Pourtant le lecteur n'a pas l'impression de lire un récit totalement dérivatif de ces références, d'un sous-produit. Pour commencer, il y a cette composition d'équipe, en partie dictée par la politique éditoriale du moment, mais aussi totalement inédite. Ensuite l'idée de mettre un terme à la faim dévorante de Galactus n'est peut-être pas entièrement nouvelle, mais la solution est originale et elle offre l'occasion à l'auteur de rappeler les origines de ce personnage. le lecteur voit déjà plus le coup venir avec la deuxième histoire qui permet elle aussi de rappeler les origines de Blue Marvel dans le détail (d'un autre côté, il n'est pas sûr que beaucoup de lecteurs s'en souviennent, ou même l'aient lue). Enfin, Al Ewing s'éloigne des récits d'affrontement basique (des bons contre des méchants) avec des intrigues qui ne manquent pas d'action et de spectaculaire, mais pas basées sur ce schéma. Il insère quelques détails sur les personnages (l'histoire personnelle d'Adam Bashear, la relation homosexuelle d'America Chavez), mais il ne s'agit pas d'une étude de caractère, loin s'en faut.

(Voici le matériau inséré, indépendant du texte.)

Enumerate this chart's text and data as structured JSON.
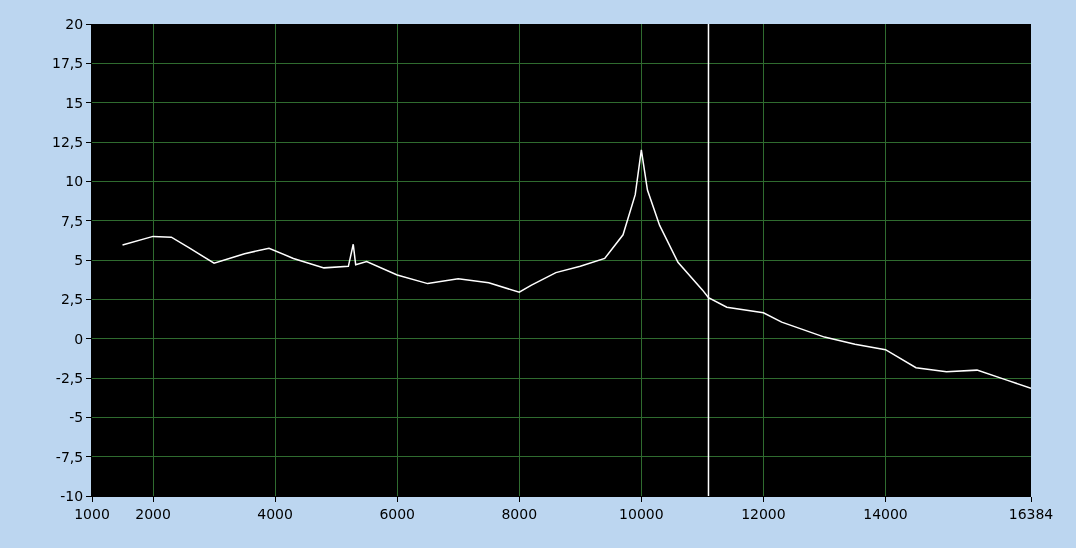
{
  "chart_data": {
    "type": "line",
    "x": [
      1500,
      2000,
      2300,
      2600,
      3000,
      3500,
      3900,
      4300,
      4800,
      5200,
      5280,
      5320,
      5500,
      6000,
      6500,
      7000,
      7500,
      8000,
      8200,
      8600,
      9000,
      9400,
      9700,
      9900,
      10000,
      10100,
      10300,
      10600,
      11000,
      11100,
      11400,
      12000,
      12300,
      13000,
      13500,
      14000,
      14500,
      15000,
      15500,
      16000,
      16384
    ],
    "series": [
      {
        "color": "#ffffff",
        "values": [
          5.95,
          6.5,
          6.45,
          5.75,
          4.8,
          5.4,
          5.75,
          5.1,
          4.5,
          4.6,
          6.0,
          4.7,
          4.9,
          4.05,
          3.5,
          3.8,
          3.55,
          2.95,
          3.4,
          4.2,
          4.6,
          5.1,
          6.6,
          9.15,
          12.0,
          9.45,
          7.2,
          4.85,
          3.1,
          2.6,
          2.0,
          1.65,
          1.05,
          0.1,
          -0.35,
          -0.7,
          -1.85,
          -2.1,
          -2.0,
          -2.65,
          -3.15
        ]
      }
    ],
    "xlim": [
      1000,
      16384
    ],
    "xticks": [
      1000,
      2000,
      4000,
      6000,
      8000,
      10000,
      12000,
      14000,
      16384
    ],
    "ylim": [
      -10,
      20
    ],
    "yticks": [
      {
        "value": -10,
        "label": "-10"
      },
      {
        "value": -7.5,
        "label": "-7,5"
      },
      {
        "value": -5,
        "label": "-5"
      },
      {
        "value": -2.5,
        "label": "-2,5"
      },
      {
        "value": 0,
        "label": "0"
      },
      {
        "value": 2.5,
        "label": "2,5"
      },
      {
        "value": 5,
        "label": "5"
      },
      {
        "value": 7.5,
        "label": "7,5"
      },
      {
        "value": 10,
        "label": "10"
      },
      {
        "value": 12.5,
        "label": "12,5"
      },
      {
        "value": 15,
        "label": "15"
      },
      {
        "value": 17.5,
        "label": "17,5"
      },
      {
        "value": 20,
        "label": "20"
      }
    ],
    "grid": true,
    "marker": "none",
    "line_style": "solid",
    "ref_lines": [
      {
        "axis": "x",
        "value": 11100,
        "color": "#ffffff"
      }
    ]
  }
}
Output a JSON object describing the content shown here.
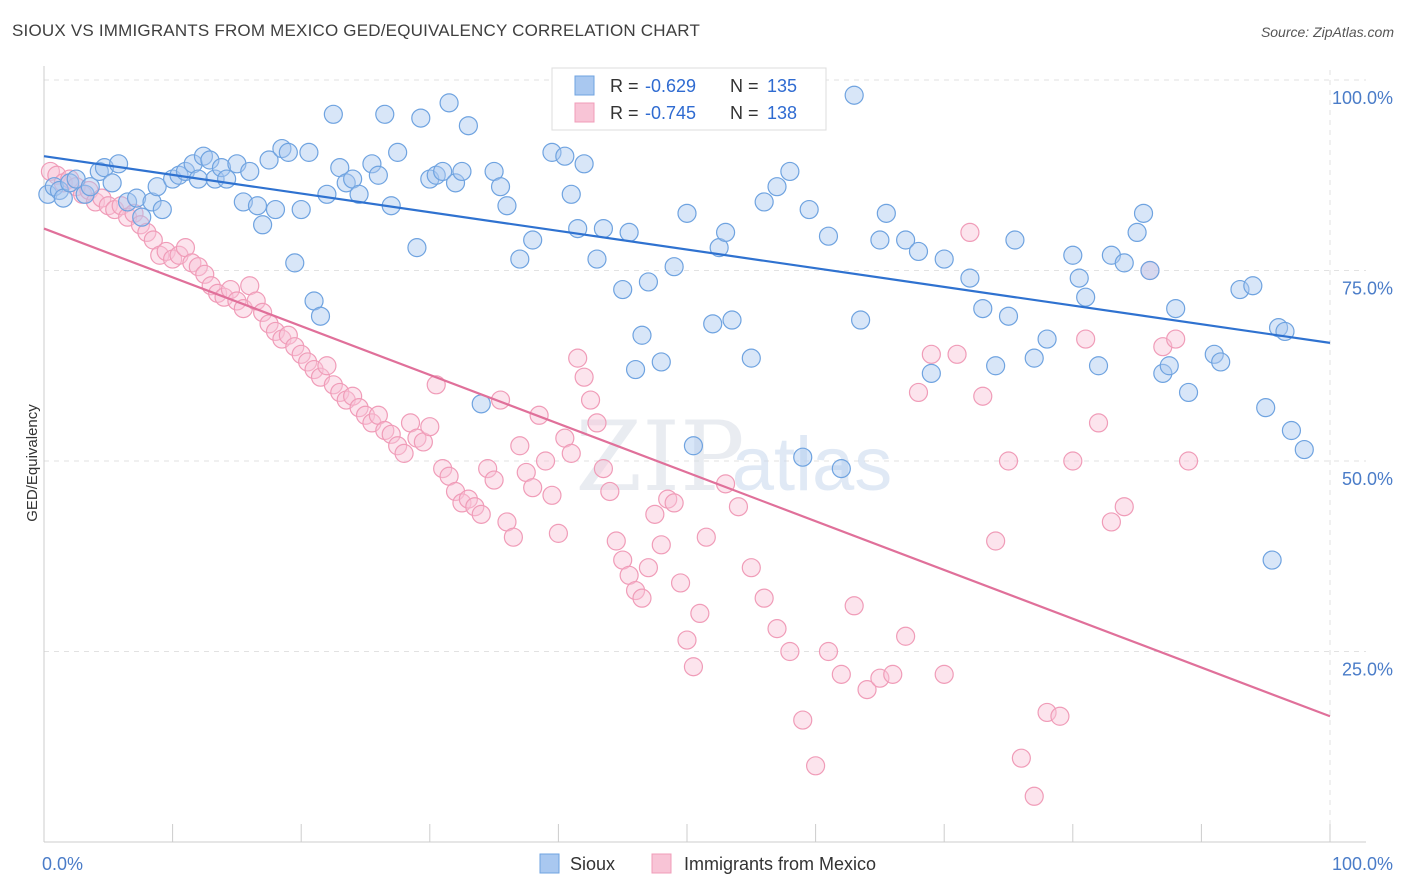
{
  "title": "SIOUX VS IMMIGRANTS FROM MEXICO GED/EQUIVALENCY CORRELATION CHART",
  "source": "Source: ZipAtlas.com",
  "watermark": {
    "zip": "ZIP",
    "atlas": "atlas"
  },
  "colors": {
    "sioux": "#6fa3e0",
    "sioux_fill": "#a9c8f0",
    "sioux_line": "#2f72d0",
    "mexico": "#f09cb8",
    "mexico_fill": "#f8c4d6",
    "mexico_line": "#e0709a",
    "axis_text": "#4a7cc8",
    "grid": "#e2e2e2"
  },
  "legend": {
    "rows": [
      {
        "r_label": "R =",
        "r_value": "-0.629",
        "n_label": "N =",
        "n_value": "135"
      },
      {
        "r_label": "R =",
        "r_value": "-0.745",
        "n_label": "N =",
        "n_value": "138"
      }
    ]
  },
  "chart_data": {
    "type": "scatter",
    "title": "SIOUX VS IMMIGRANTS FROM MEXICO GED/EQUIVALENCY CORRELATION CHART",
    "xlabel": "",
    "ylabel": "GED/Equivalency",
    "xlim": [
      0,
      100
    ],
    "ylim": [
      0,
      100
    ],
    "x_tick_labels": [
      "0.0%",
      "100.0%"
    ],
    "y_ticks": [
      25,
      50,
      75,
      100
    ],
    "y_tick_labels": [
      "25.0%",
      "50.0%",
      "75.0%",
      "100.0%"
    ],
    "grid": true,
    "legend_position": "top-center",
    "series": [
      {
        "name": "Sioux",
        "color": "#6fa3e0",
        "trend": {
          "x": [
            0,
            100
          ],
          "y": [
            90,
            65.5
          ]
        },
        "points": [
          [
            0.3,
            85
          ],
          [
            0.8,
            86
          ],
          [
            1.2,
            85.5
          ],
          [
            1.5,
            84.5
          ],
          [
            2.0,
            86.5
          ],
          [
            2.5,
            87
          ],
          [
            3.2,
            85
          ],
          [
            3.6,
            86
          ],
          [
            4.3,
            88
          ],
          [
            4.7,
            88.5
          ],
          [
            5.3,
            86.5
          ],
          [
            5.8,
            89
          ],
          [
            6.5,
            84
          ],
          [
            7.2,
            84.5
          ],
          [
            7.6,
            82
          ],
          [
            8.4,
            84
          ],
          [
            8.8,
            86
          ],
          [
            9.2,
            83
          ],
          [
            10,
            87
          ],
          [
            10.5,
            87.5
          ],
          [
            11,
            88
          ],
          [
            11.6,
            89
          ],
          [
            12,
            87
          ],
          [
            12.4,
            90
          ],
          [
            12.9,
            89.5
          ],
          [
            13.3,
            87
          ],
          [
            13.8,
            88.5
          ],
          [
            14.2,
            87
          ],
          [
            15,
            89
          ],
          [
            15.5,
            84
          ],
          [
            16,
            88
          ],
          [
            16.6,
            83.5
          ],
          [
            17,
            81
          ],
          [
            17.5,
            89.5
          ],
          [
            18,
            83
          ],
          [
            18.5,
            91
          ],
          [
            19,
            90.5
          ],
          [
            19.5,
            76
          ],
          [
            20,
            83
          ],
          [
            20.6,
            90.5
          ],
          [
            21,
            71
          ],
          [
            21.5,
            69
          ],
          [
            22,
            85
          ],
          [
            22.5,
            95.5
          ],
          [
            23,
            88.5
          ],
          [
            23.5,
            86.5
          ],
          [
            24,
            87
          ],
          [
            24.5,
            85
          ],
          [
            25.5,
            89
          ],
          [
            26,
            87.5
          ],
          [
            26.5,
            95.5
          ],
          [
            27,
            83.5
          ],
          [
            27.5,
            90.5
          ],
          [
            29,
            78
          ],
          [
            29.3,
            95
          ],
          [
            30,
            87
          ],
          [
            30.5,
            87.5
          ],
          [
            31,
            88
          ],
          [
            31.5,
            97
          ],
          [
            32,
            86.5
          ],
          [
            32.5,
            88
          ],
          [
            33,
            94
          ],
          [
            34,
            57.5
          ],
          [
            35,
            88
          ],
          [
            35.5,
            86
          ],
          [
            36,
            83.5
          ],
          [
            37,
            76.5
          ],
          [
            38,
            79
          ],
          [
            39.5,
            90.5
          ],
          [
            40.5,
            90
          ],
          [
            41,
            85
          ],
          [
            41.5,
            80.5
          ],
          [
            42,
            89
          ],
          [
            43,
            76.5
          ],
          [
            43.5,
            80.5
          ],
          [
            45,
            72.5
          ],
          [
            45.5,
            80
          ],
          [
            46,
            62
          ],
          [
            46.5,
            66.5
          ],
          [
            47,
            73.5
          ],
          [
            48,
            63
          ],
          [
            49,
            75.5
          ],
          [
            50,
            82.5
          ],
          [
            50.5,
            52
          ],
          [
            52,
            68
          ],
          [
            52.5,
            78
          ],
          [
            53,
            80
          ],
          [
            53.5,
            68.5
          ],
          [
            55,
            63.5
          ],
          [
            56,
            84
          ],
          [
            57,
            86
          ],
          [
            58,
            88
          ],
          [
            59,
            50.5
          ],
          [
            59.5,
            83
          ],
          [
            61,
            79.5
          ],
          [
            62,
            49
          ],
          [
            63,
            98
          ],
          [
            63.5,
            68.5
          ],
          [
            65,
            79
          ],
          [
            65.5,
            82.5
          ],
          [
            67,
            79
          ],
          [
            68,
            77.5
          ],
          [
            69,
            61.5
          ],
          [
            70,
            76.5
          ],
          [
            72,
            74
          ],
          [
            73,
            70
          ],
          [
            74,
            62.5
          ],
          [
            75,
            69
          ],
          [
            75.5,
            79
          ],
          [
            77,
            63.5
          ],
          [
            78,
            66
          ],
          [
            80,
            77
          ],
          [
            80.5,
            74
          ],
          [
            81,
            71.5
          ],
          [
            82,
            62.5
          ],
          [
            83,
            77
          ],
          [
            84,
            76
          ],
          [
            85,
            80
          ],
          [
            85.5,
            82.5
          ],
          [
            86,
            75
          ],
          [
            87,
            61.5
          ],
          [
            87.5,
            62.5
          ],
          [
            88,
            70
          ],
          [
            89,
            59
          ],
          [
            91,
            64
          ],
          [
            91.5,
            63
          ],
          [
            93,
            72.5
          ],
          [
            94,
            73
          ],
          [
            95,
            57
          ],
          [
            95.5,
            37
          ],
          [
            96,
            67.5
          ],
          [
            96.5,
            67
          ],
          [
            97,
            54
          ],
          [
            98,
            51.5
          ]
        ]
      },
      {
        "name": "Immigrants from Mexico",
        "color": "#f09cb8",
        "trend": {
          "x": [
            0,
            100
          ],
          "y": [
            80.5,
            16.5
          ]
        },
        "points": [
          [
            0.5,
            88
          ],
          [
            1,
            87.5
          ],
          [
            1.5,
            86.5
          ],
          [
            2,
            87
          ],
          [
            2.5,
            86
          ],
          [
            3,
            85
          ],
          [
            3.5,
            85.5
          ],
          [
            4,
            84
          ],
          [
            4.5,
            84.5
          ],
          [
            5,
            83.5
          ],
          [
            5.5,
            83
          ],
          [
            6,
            83.5
          ],
          [
            6.5,
            82
          ],
          [
            7,
            82.5
          ],
          [
            7.5,
            81
          ],
          [
            8,
            80
          ],
          [
            8.5,
            79
          ],
          [
            9,
            77
          ],
          [
            9.5,
            77.5
          ],
          [
            10,
            76.5
          ],
          [
            10.5,
            77
          ],
          [
            11,
            78
          ],
          [
            11.5,
            76
          ],
          [
            12,
            75.5
          ],
          [
            12.5,
            74.5
          ],
          [
            13,
            73
          ],
          [
            13.5,
            72
          ],
          [
            14,
            71.5
          ],
          [
            14.5,
            72.5
          ],
          [
            15,
            71
          ],
          [
            15.5,
            70
          ],
          [
            16,
            73
          ],
          [
            16.5,
            71
          ],
          [
            17,
            69.5
          ],
          [
            17.5,
            68
          ],
          [
            18,
            67
          ],
          [
            18.5,
            66
          ],
          [
            19,
            66.5
          ],
          [
            19.5,
            65
          ],
          [
            20,
            64
          ],
          [
            20.5,
            63
          ],
          [
            21,
            62
          ],
          [
            21.5,
            61
          ],
          [
            22,
            62.5
          ],
          [
            22.5,
            60
          ],
          [
            23,
            59
          ],
          [
            23.5,
            58
          ],
          [
            24,
            58.5
          ],
          [
            24.5,
            57
          ],
          [
            25,
            56
          ],
          [
            25.5,
            55
          ],
          [
            26,
            56
          ],
          [
            26.5,
            54
          ],
          [
            27,
            53.5
          ],
          [
            27.5,
            52
          ],
          [
            28,
            51
          ],
          [
            28.5,
            55
          ],
          [
            29,
            53
          ],
          [
            29.5,
            52.5
          ],
          [
            30,
            54.5
          ],
          [
            30.5,
            60
          ],
          [
            31,
            49
          ],
          [
            31.5,
            48
          ],
          [
            32,
            46
          ],
          [
            32.5,
            44.5
          ],
          [
            33,
            45
          ],
          [
            33.5,
            44
          ],
          [
            34,
            43
          ],
          [
            34.5,
            49
          ],
          [
            35,
            47.5
          ],
          [
            35.5,
            58
          ],
          [
            36,
            42
          ],
          [
            36.5,
            40
          ],
          [
            37,
            52
          ],
          [
            37.5,
            48.5
          ],
          [
            38,
            46.5
          ],
          [
            38.5,
            56
          ],
          [
            39,
            50
          ],
          [
            39.5,
            45.5
          ],
          [
            40,
            40.5
          ],
          [
            40.5,
            53
          ],
          [
            41,
            51
          ],
          [
            41.5,
            63.5
          ],
          [
            42,
            61
          ],
          [
            42.5,
            58
          ],
          [
            43,
            55
          ],
          [
            43.5,
            49
          ],
          [
            44,
            46
          ],
          [
            44.5,
            39.5
          ],
          [
            45,
            37
          ],
          [
            45.5,
            35
          ],
          [
            46,
            33
          ],
          [
            46.5,
            32
          ],
          [
            47,
            36
          ],
          [
            47.5,
            43
          ],
          [
            48,
            39
          ],
          [
            48.5,
            45
          ],
          [
            49,
            44.5
          ],
          [
            49.5,
            34
          ],
          [
            50,
            26.5
          ],
          [
            50.5,
            23
          ],
          [
            51,
            30
          ],
          [
            51.5,
            40
          ],
          [
            52,
            100
          ],
          [
            53,
            47
          ],
          [
            54,
            44
          ],
          [
            55,
            36
          ],
          [
            56,
            32
          ],
          [
            57,
            28
          ],
          [
            58,
            25
          ],
          [
            59,
            16
          ],
          [
            60,
            10
          ],
          [
            61,
            25
          ],
          [
            62,
            22
          ],
          [
            63,
            31
          ],
          [
            64,
            20
          ],
          [
            65,
            21.5
          ],
          [
            66,
            22
          ],
          [
            67,
            27
          ],
          [
            68,
            59
          ],
          [
            69,
            64
          ],
          [
            70,
            22
          ],
          [
            71,
            64
          ],
          [
            72,
            80
          ],
          [
            73,
            58.5
          ],
          [
            74,
            39.5
          ],
          [
            75,
            50
          ],
          [
            76,
            11
          ],
          [
            77,
            6
          ],
          [
            78,
            17
          ],
          [
            79,
            16.5
          ],
          [
            80,
            50
          ],
          [
            81,
            66
          ],
          [
            82,
            55
          ],
          [
            83,
            42
          ],
          [
            84,
            44
          ],
          [
            86,
            75
          ],
          [
            87,
            65
          ],
          [
            88,
            66
          ],
          [
            89,
            50
          ]
        ]
      }
    ]
  },
  "bottom_legend": [
    {
      "label": "Sioux"
    },
    {
      "label": "Immigrants from Mexico"
    }
  ]
}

Ce premier tome des Ultimates version 2016 proposent des aventures cosmiques à dimension métaphysique, sur la base d'une équipe inédite et de dessins originaux, avec un enracinement pertinent et développé dans l'univers partagé Marvel. Les personnages manquent un peu de développement et le scénariste n'a pas le temps de s'éloigner assez de ses références, mais l'aventure est présente, ainsi qu'une originalité réelle par rapport aux schémas classiques des histoires de superhéros.